Souple, légère, biodégradable, biocompatible et d’une résistance supérieure à celle de l’acier : une équipe internationale de chercheurs affirme avoir trouvé une méthode pour produire artificiellement et « sans fin » la soie d’araignée.

Résultat d’une longue évolution, la soie produite par les glandes de l’araignée est une fibre trente fois plus fine qu’un cheveu et qui, à diamètre égal, est plus solide que l’acier et plus résistante que le kevlar. Elle est également bon marché, biodégradable et compatible avec des usages médicaux, car elle ne provoque pas de réaction de rejet. Des fibres de ce type pourraient être utilisées en médecine régénératrice, mais aussi dans l’industrie textile pour la fabrication de gilets pare-balles, des tissus plus résistants et plus légers ou encore des vêtements de sport nouvelle génération.

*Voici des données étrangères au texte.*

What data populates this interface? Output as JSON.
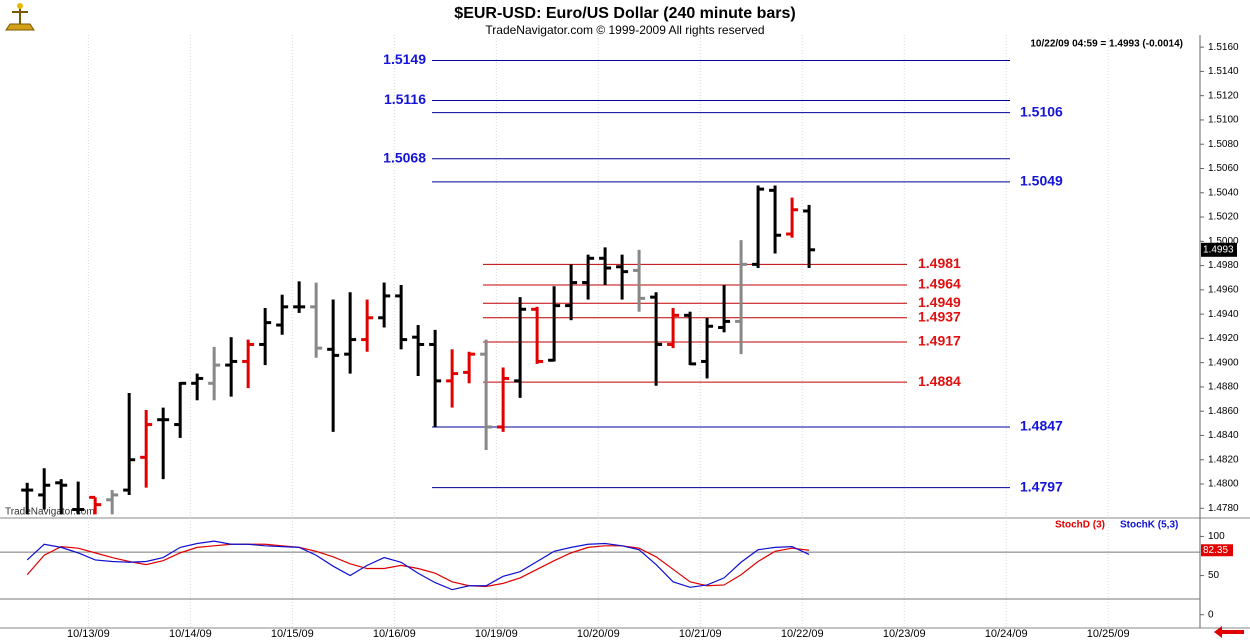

Mais l’élevage d’araignées est compliqué, notamment parce qu’elles ont une fâcheuse tendance à se dévorer entre elles. De plus, leur production est très faible. Pour fabriquer son fil, l’animal sécrète une solution protéique qu’il envoie dans un canal étroit. Le long de ce conduit, l’acidité varie et la pression augmente, ce qui provoque la liaison des protéines et fabrique la fameuse soie.